Growing up in rural Pennsylvania, Eakman and his two brothers began learning about leadership at a very early age.

Their father was a kosher butcher five days a week and a pastor on Sundays. Their mother taught piano lessons, with their father driving her to students’ homes every Saturday and writing his sermon for the next day while waiting in the car.

“My mother and father became leaders right before my eyes,” Eakman said, “transforming themselves from the effects of backbreaking laborers into spiritual beacons.”

Rosemary Matos spent most of her life in Minnesota. Retirement and sunshine brought her and her husband to Las Cruces nearly four years ago. She has enjoyed writing since being on the newspaper staff in high school.

Journaling, short stories, letters and poetry have been an important part of her life, Matos said. Recently, memoirs and children’s books have become an interesting and fun method of expression, primarily influenced by extended family members and various pets owned by her four children, she said.

Rosemary enjoys reading, traveling, gardening and spending time with her children and grandchildren.

"Writing doesn't come easy to me, but it is worth the effort involved and it brings me to a sense of well-being,” she said. “The next project I have in mind is an epistolary novel, in addition to a series of children’s books."

After many visits to Cuba with her husband, Matos discovered a story needing to be told, she said.

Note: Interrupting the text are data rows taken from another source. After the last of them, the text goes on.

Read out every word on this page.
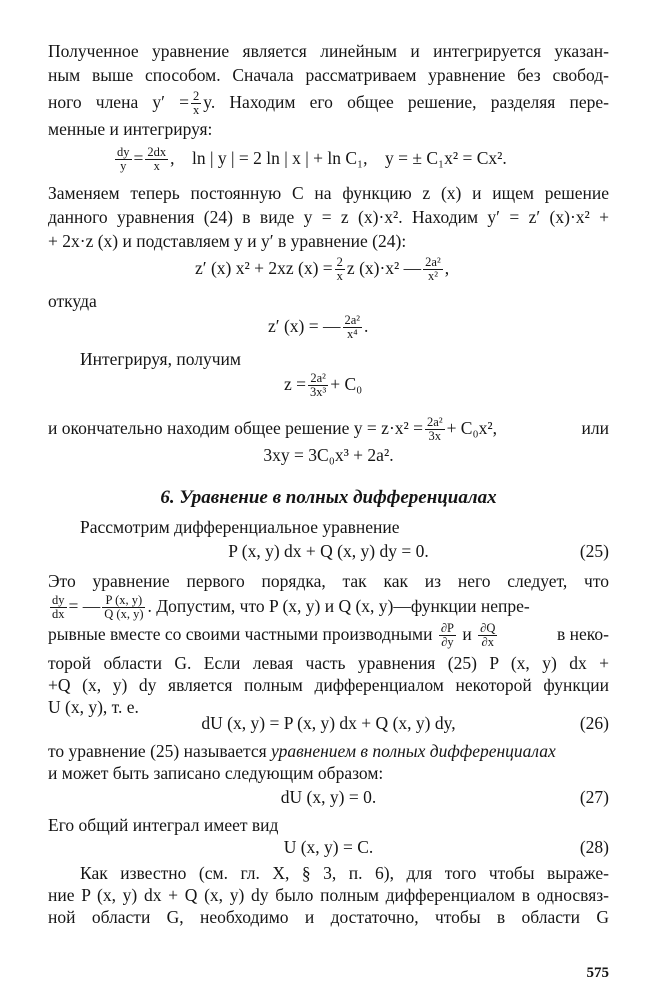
Полученное уравнение является линейным и интегрируется указан-
ным выше способом. Сначала рассматриваем уравнение без свобод-
ного члена $y' = \frac{2}{x} y$. Находим его общее решение, разделяя пере-
менные и интегрируя:
$\frac{dy}{y} = \frac{2dx}{x}$ ,    ln | y | = 2 ln | x | + ln C₁,    y = ± C₁x² = Cx².
Заменяем теперь постоянную C на функцию z (x) и ищем решение
данного уравнения (24) в виде y = z (x)·x². Находим y′ = z′ (x)·x² +
+ 2x·z (x) и подставляем y и y′ в уравнение (24):
z′ (x) x² + 2xz $(x) = \frac{2}{x}$ z (x)·x² — $\frac{\text{2a²}}{\text{x²}}$ ,
откуда
z′ (x) = — $\frac{\text{2a²}}{\text{x⁴}}$ .
Интегрируя, получим
$z = \frac{\text{2a²}}{\text{3x³}} + C_0$
и окончательно находим общее решение $y = z\cdot x^2 = \frac{\text{2a²}}{3x} + C_0x^2$,	или
3xy = 3C₀x³ + 2a².
6. Уравнение в полных дифференциалах
Рассмотрим дифференциальное уравнение
P (x, y) dx + Q (x, y) dy = 0.	(25)
Это уравнение первого порядка, так как из него следует, что
$\frac{dy}{dx}$ = — $\frac{P (x, y)}{Q (x, y)}$ . Допустим, что P (x, y) и Q (x, y)—функции непре-
рывные вместе со своими частными производными $\frac{\partial P}{\partial y}$ и $\frac{\partial Q}{\partial x}$	в неко-
торой области G. Если левая часть уравнения (25) P (x, y) dx +
+Q (x, y) dy является полным дифференциалом некоторой функции
U (x, y), т. е.
dU (x, y) = P (x, y) dx + Q (x, y) dy,	(26)
то уравнение (25) называется уравнением в полных дифференциалах
и может быть записано следующим образом:
dU (x, y) = 0.	(27)
Его общий интеграл имеет вид
U (x, y) = C.	(28)
Как известно (см. гл. X, § 3, п. 6), для того чтобы выраже-
ние P (x, y) dx + Q (x, y) dy было полным дифференциалом в односвяз-
ной области G, необходимо и достаточно, чтобы в области G
575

The 1950s and ‘60s brought profound changes to Cuba. Her book, “Promises,” is based on the life of a military family and friends of the family during those difficult years in Cuba. Culture, food and revolution are vividly described in this brief history, as are love for family and country. And of course, there is betrayal.

“Promises” is not yet available, but will be published by the time Celebrate Authors is held.